Des sommets décisifs pour les grandes orientations
Les réunions du Conseil européen, appelées « sommets » ou « conseils européens », se tiennent au moins quatre fois par an, mais peuvent être convoquées en urgence en cas de crise majeure. Ces rencontres permettent d’adopter des conclusions politiques, de nommer des personnalités clés (comme les juges de la Cour de justice ou le président de la Banque centrale européenne) et de tracer la voie pour les législations européennes. Par exemple, lors de la pandémie de Covid-19, le Conseil a joué un rôle central dans la coordination des plans de relance et la mutualisation des achats de vaccins. Ces sommets illustrent la capacité de l’UE à réagir collectivement, malgré des divergences parfois profondes entre États.

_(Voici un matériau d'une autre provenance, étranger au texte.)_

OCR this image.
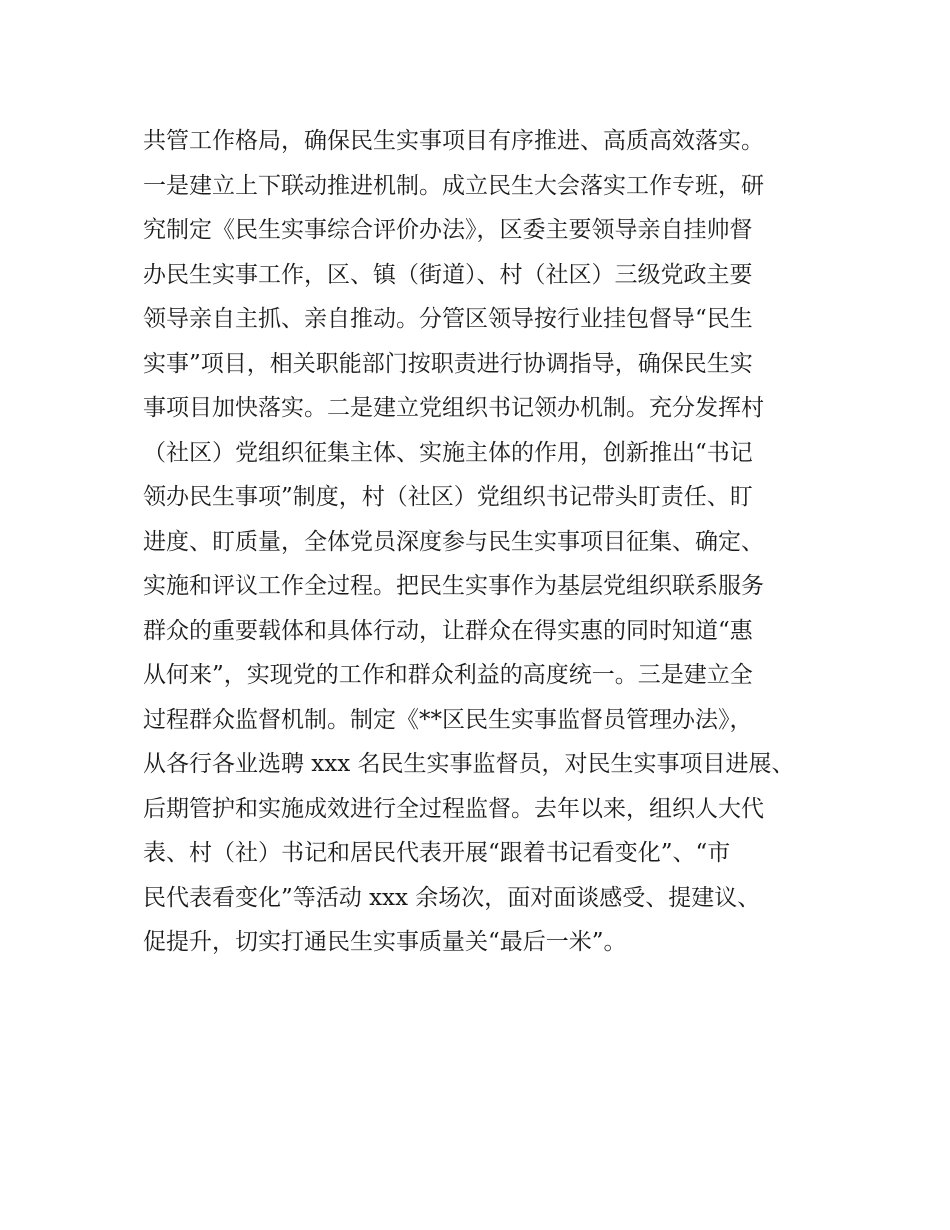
共管工作格局，确保民生实事项目有序推进、高质高效落实。
一是建立上下联动推进机制。成立民生大会落实工作专班，研
究制定《民生实事综合评价办法》，区委主要领导亲自挂帅督
办民生实事工作，区、镇（街道）、村（社区）三级党政主要
领导亲自主抓、亲自推动。分管区领导按行业挂包督导“民生
实事”项目，相关职能部门按职责进行协调指导，确保民生实
事项目加快落实。二是建立党组织书记领办机制。充分发挥村
（社区）党组织征集主体、实施主体的作用，创新推出“书记
领办民生事项”制度，村（社区）党组织书记带头盯责任、盯
进度、盯质量，全体党员深度参与民生实事项目征集、确定、
实施和评议工作全过程。把民生实事作为基层党组织联系服务
群众的重要载体和具体行动，让群众在得实惠的同时知道“惠
从何来”，实现党的工作和群众利益的高度统一。三是建立全
过程群众监督机制。制定《**区民生实事监督员管理办法》，
从各行各业选聘 xxx 名民生实事监督员，对民生实事项目进展、
后期管护和实施成效进行全过程监督。去年以来，组织人大代
表、村（社）书记和居民代表开展“跟着书记看变化”、“市
民代表看变化”等活动 xxx 余场次，面对面谈感受、提建议、
促提升，切实打通民生实事质量关“最后一米”。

Un équilibre entre souveraineté nationale et intérêt commun
Le Conseil européen incarne une tension fondamentale de l’UE : préserver l’autonomie des États tout en favorisant une action collective. Ses décisions, bien que contraignantes pour les institutions européennes, ne sont pas des actes législatifs au sens strict. Elles orientent plutôt les priorités, comme le Pacte vert européen ou les réformes de l’espace Schengen, sans empiéter sur les compétences nationales. Cette approche pragmatique explique pourquoi le Conseil est souvent perçu comme le « moteur politique » de l’UE, capable de briser les blocages institutionnels. Pourtant, son influence dépend largement de la volonté des dirigeants à transcender les intérêts immédiats de leurs pays.